Apesar da jovialidade e conservação, Jorge começou tão cedo e tão potente, que não o imaginava tão novo. O coração levar o poeta é uma inversão daquelas mais injustas que podem acontecer. 64 anos era muito pouco, Jorge, pra tudo que eu sei que você ainda poderia produzir de beleza para a música do mundo.

Muitos podem falar do lado dele professor, com o qual não tive contato, do lado apresentador de TV, que nunca acompanhei e que – eis o país em que vivemos – o tornou bem mais famoso aos olhos da maioria. Mas eu posso falar do professor letrista, que me apresentou caminhos para a composição muito especiais. Jorge soube fazer poesia popular, em suas letras. Poucas letras suas teriam vida como poesia lida, mesmo com tanta poesia das mais bonitas da história da nossa canção. E isso é um mérito. Sua letra era viva, música, palavra a ser cantada.
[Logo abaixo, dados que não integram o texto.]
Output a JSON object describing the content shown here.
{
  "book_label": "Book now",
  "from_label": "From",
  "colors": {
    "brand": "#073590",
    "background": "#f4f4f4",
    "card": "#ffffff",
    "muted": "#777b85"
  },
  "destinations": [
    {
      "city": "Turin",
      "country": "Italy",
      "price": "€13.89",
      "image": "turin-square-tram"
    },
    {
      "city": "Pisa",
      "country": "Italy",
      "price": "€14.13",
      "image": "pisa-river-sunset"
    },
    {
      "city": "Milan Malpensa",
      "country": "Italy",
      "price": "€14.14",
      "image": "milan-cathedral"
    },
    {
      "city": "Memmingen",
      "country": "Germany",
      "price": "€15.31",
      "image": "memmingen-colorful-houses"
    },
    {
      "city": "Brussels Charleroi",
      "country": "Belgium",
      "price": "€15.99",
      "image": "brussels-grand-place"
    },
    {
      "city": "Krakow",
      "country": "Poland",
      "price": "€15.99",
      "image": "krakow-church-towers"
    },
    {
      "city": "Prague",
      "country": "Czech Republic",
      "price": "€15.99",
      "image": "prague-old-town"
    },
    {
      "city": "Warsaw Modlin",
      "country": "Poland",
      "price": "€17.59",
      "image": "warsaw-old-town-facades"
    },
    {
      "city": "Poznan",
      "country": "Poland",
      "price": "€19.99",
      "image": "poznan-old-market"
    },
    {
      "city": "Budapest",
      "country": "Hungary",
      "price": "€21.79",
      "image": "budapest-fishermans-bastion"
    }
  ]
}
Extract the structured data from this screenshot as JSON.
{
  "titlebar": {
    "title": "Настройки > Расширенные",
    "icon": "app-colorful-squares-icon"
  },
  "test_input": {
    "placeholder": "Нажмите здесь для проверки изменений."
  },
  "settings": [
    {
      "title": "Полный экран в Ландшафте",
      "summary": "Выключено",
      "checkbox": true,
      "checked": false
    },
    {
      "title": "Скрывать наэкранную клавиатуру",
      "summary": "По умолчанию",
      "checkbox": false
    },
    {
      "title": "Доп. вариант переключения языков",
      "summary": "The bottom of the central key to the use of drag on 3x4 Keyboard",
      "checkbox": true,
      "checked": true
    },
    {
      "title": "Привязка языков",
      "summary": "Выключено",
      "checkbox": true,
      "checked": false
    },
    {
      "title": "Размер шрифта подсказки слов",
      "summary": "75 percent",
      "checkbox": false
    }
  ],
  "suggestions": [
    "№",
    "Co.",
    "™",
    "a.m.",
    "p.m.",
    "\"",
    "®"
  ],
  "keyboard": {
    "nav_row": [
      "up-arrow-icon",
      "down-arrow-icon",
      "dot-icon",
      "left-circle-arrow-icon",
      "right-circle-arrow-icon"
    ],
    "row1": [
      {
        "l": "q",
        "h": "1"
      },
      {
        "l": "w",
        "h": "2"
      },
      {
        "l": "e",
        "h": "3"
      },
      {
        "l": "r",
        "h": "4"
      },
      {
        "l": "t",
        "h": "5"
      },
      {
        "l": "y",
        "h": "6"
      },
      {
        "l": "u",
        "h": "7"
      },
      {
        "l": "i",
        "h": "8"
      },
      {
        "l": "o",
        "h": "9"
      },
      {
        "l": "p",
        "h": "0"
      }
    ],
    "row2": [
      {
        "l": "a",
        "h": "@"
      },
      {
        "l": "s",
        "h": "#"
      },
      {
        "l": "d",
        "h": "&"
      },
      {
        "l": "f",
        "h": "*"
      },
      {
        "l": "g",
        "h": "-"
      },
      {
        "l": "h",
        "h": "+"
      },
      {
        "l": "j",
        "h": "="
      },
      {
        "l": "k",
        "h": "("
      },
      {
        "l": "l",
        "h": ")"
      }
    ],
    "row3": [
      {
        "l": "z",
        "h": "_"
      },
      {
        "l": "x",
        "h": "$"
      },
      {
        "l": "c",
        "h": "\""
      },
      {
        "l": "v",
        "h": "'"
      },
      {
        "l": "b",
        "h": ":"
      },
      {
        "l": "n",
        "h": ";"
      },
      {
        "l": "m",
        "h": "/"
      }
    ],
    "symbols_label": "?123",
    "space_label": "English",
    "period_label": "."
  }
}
Há muitos exemplos de canções que, pelo seu caráter aparentemente ligeiro, acabam por deixar passar, aos nossos ouvidos, a beleza de suas letras. Não eram poucas as vezes em que, cantando uma de suas chulas com Roberto, eu tropeçava em algum verso incrível, alguma solução poética, uma imagem de beleza ímpar.

Mas foi com Sodré que ele aprontou uma imbatível: “Moinho de homens que nem jerimuns amassados / mansos meninos domados / massa de medos iguais”, depois de ter dito que “a dor da gente é dor de menino acanhado / menino bezerro pisado / no curral do mundo a penar”. E foi com Lazzo que Jorge deixou um verso aparentemente simples, mas de uma força sem igual, falando da negritude: “Eu sou parte de você mesmo que você me negue / na beleza do afoxé ou no balanço do reggae”.

Jorge já é parte da gente. Mais 64 anos, 64 décadas se passarão, e ainda serão parte da gente suas palavras dançando nas melodias de Roberto, Sodré, Lazzo, Vevé e tantos outros parceiros.
“Quanto mais a gente ensina, mais aprende o que ensinou”, ele dizia. 

E a gente vai ficar de cá, continuado sempre a aprender com seus ensinamentos, e tentando ensinar um pouco para aprender ainda mais, com os olhos no legado de Jorge.

Porque se foi um mestre da canção.

“Que pena que a vida é pequena para tanto amor”.